Tuesday, Feb. 24, 1998 | 11:21 a.m.
Anyone who has held down a job while also going to school at the same time must marvel at UNLV student Eric Coyle, who is taking more courses and pursuing more bachelor's degrees than anyone else in the university's history.
As the SUN's Steve Kanigher documented in an in-depth report on Sunday, Coyle is taking four times the normal course load for a full-time student at UNLV.
If all goes according to plan, Coyle will graduate with five separate bachelor's degrees.
This feat may stand out as a record that may never be broken at UNLV, analagous to baseball great Joe DiMaggio's 56-game hitting streak. But some academic experts question whether it is a record worth attaining.
"You have no time to study if you go to school all the time. How in the world can he possibly be doing that?" Wayne Becraft, executive director of the American Association of Collegiate Registrars and Admissions Officers, says. "If he's able to pull it off, in some ways it isn't a good statement about the rigor of the courses he's in," Jack Warner, vice chancellor of the Massachusetts Board of Higher Education, says. "But he must be doing something right. If he's able to do it, in one sense you say more power to him, but it would certainly raise questions about the (academic) standards."
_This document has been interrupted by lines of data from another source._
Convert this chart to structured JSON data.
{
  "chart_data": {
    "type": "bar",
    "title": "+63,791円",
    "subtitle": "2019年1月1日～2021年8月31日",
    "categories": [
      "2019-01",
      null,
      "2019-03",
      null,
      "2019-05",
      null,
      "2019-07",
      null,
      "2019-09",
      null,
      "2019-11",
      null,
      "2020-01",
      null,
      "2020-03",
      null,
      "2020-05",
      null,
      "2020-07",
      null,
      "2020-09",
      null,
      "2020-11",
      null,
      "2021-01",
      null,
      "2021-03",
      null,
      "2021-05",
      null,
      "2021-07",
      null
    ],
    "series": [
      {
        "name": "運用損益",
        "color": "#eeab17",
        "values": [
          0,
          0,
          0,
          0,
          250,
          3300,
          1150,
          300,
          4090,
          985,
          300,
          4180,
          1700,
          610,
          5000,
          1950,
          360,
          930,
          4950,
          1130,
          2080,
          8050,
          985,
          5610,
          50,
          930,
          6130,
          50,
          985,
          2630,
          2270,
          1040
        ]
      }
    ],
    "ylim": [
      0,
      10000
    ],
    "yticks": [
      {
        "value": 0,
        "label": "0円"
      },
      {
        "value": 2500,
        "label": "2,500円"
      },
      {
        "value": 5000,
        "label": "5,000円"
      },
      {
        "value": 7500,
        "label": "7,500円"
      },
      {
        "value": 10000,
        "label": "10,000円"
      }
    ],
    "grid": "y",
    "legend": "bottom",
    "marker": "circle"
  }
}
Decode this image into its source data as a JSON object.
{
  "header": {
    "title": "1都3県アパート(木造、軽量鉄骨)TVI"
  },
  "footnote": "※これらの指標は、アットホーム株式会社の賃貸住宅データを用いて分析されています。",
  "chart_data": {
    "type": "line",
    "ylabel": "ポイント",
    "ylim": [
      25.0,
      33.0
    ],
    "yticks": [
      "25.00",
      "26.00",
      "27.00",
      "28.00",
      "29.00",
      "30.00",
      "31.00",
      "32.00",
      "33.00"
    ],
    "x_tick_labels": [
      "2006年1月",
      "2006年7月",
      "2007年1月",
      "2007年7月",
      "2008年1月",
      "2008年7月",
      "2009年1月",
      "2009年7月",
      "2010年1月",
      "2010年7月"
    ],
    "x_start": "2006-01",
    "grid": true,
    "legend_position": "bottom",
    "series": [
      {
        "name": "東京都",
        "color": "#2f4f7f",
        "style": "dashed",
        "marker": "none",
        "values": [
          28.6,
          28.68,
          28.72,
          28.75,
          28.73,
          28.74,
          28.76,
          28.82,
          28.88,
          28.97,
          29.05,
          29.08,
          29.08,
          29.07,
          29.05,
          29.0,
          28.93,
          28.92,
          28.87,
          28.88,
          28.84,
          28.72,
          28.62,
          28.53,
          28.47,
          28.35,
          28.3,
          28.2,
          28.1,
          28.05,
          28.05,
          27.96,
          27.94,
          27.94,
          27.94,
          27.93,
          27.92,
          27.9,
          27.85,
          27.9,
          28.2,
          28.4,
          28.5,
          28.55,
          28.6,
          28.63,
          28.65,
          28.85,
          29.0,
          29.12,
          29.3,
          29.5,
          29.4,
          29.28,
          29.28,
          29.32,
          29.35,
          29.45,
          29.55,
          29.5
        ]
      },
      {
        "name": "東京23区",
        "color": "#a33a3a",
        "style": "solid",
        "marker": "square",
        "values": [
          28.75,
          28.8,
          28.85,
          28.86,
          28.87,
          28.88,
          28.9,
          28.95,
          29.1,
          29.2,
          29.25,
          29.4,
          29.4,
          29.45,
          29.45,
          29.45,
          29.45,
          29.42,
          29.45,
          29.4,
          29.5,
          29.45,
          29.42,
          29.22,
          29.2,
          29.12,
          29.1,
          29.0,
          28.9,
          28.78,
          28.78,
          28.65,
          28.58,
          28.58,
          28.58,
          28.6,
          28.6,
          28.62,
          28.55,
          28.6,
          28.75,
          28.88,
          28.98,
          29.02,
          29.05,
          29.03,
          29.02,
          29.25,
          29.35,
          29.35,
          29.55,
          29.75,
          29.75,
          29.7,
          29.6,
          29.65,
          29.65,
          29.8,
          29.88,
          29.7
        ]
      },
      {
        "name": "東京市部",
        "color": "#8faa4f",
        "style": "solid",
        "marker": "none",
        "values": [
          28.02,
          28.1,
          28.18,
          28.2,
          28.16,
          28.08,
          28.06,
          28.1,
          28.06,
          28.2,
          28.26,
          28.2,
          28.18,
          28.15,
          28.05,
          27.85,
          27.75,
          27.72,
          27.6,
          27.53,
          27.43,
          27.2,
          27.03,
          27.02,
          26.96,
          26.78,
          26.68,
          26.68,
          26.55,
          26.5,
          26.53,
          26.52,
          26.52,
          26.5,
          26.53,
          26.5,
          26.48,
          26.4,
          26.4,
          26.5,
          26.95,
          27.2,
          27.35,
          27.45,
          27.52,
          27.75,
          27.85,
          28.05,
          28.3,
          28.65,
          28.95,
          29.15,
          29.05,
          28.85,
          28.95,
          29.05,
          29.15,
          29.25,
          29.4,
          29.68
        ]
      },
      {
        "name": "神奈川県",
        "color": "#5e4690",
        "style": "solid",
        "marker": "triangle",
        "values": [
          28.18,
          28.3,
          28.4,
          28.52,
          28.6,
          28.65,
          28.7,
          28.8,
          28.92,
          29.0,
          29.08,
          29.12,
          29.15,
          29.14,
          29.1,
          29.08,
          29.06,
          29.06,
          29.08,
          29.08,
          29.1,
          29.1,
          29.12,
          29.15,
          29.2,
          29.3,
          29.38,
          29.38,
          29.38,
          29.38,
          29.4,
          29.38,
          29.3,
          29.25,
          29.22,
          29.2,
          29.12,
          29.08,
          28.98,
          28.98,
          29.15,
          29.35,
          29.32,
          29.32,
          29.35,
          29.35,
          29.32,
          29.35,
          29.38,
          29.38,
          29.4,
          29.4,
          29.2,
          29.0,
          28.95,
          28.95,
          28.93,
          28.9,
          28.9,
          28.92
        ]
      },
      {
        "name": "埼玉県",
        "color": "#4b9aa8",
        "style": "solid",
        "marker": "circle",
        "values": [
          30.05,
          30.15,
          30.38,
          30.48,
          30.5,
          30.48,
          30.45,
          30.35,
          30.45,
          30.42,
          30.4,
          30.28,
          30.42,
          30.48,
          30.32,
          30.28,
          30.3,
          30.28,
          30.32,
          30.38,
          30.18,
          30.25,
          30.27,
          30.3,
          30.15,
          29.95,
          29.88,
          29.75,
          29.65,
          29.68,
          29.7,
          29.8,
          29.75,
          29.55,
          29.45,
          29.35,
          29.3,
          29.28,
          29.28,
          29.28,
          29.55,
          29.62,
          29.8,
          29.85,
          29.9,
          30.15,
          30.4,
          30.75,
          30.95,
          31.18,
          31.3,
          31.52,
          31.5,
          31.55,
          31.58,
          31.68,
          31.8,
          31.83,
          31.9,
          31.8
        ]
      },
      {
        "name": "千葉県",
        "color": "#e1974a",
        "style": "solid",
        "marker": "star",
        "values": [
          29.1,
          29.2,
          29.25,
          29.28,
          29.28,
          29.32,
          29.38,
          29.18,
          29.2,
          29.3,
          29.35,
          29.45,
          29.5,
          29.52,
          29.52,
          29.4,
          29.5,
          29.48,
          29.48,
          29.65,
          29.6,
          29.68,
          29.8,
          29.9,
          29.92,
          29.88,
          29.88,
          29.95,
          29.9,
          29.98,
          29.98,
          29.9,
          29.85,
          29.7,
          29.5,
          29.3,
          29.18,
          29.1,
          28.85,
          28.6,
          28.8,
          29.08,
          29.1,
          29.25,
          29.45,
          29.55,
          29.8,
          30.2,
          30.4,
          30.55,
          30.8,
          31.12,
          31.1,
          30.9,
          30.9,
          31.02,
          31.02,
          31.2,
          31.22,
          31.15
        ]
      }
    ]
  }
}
The question isn't whether the dean's honor list student is a bright enough individual, the question is how bright is the university for letting Coyle embark on his quest.
A university's mission is to provide students a top-flight education. But the quality of that education is bound to diminish if a student is allowed to take too many courses. Students should be encouraged to take rigorous and demanding classes, but UNLV should consider whether quantity is necessarily synonymous with quality.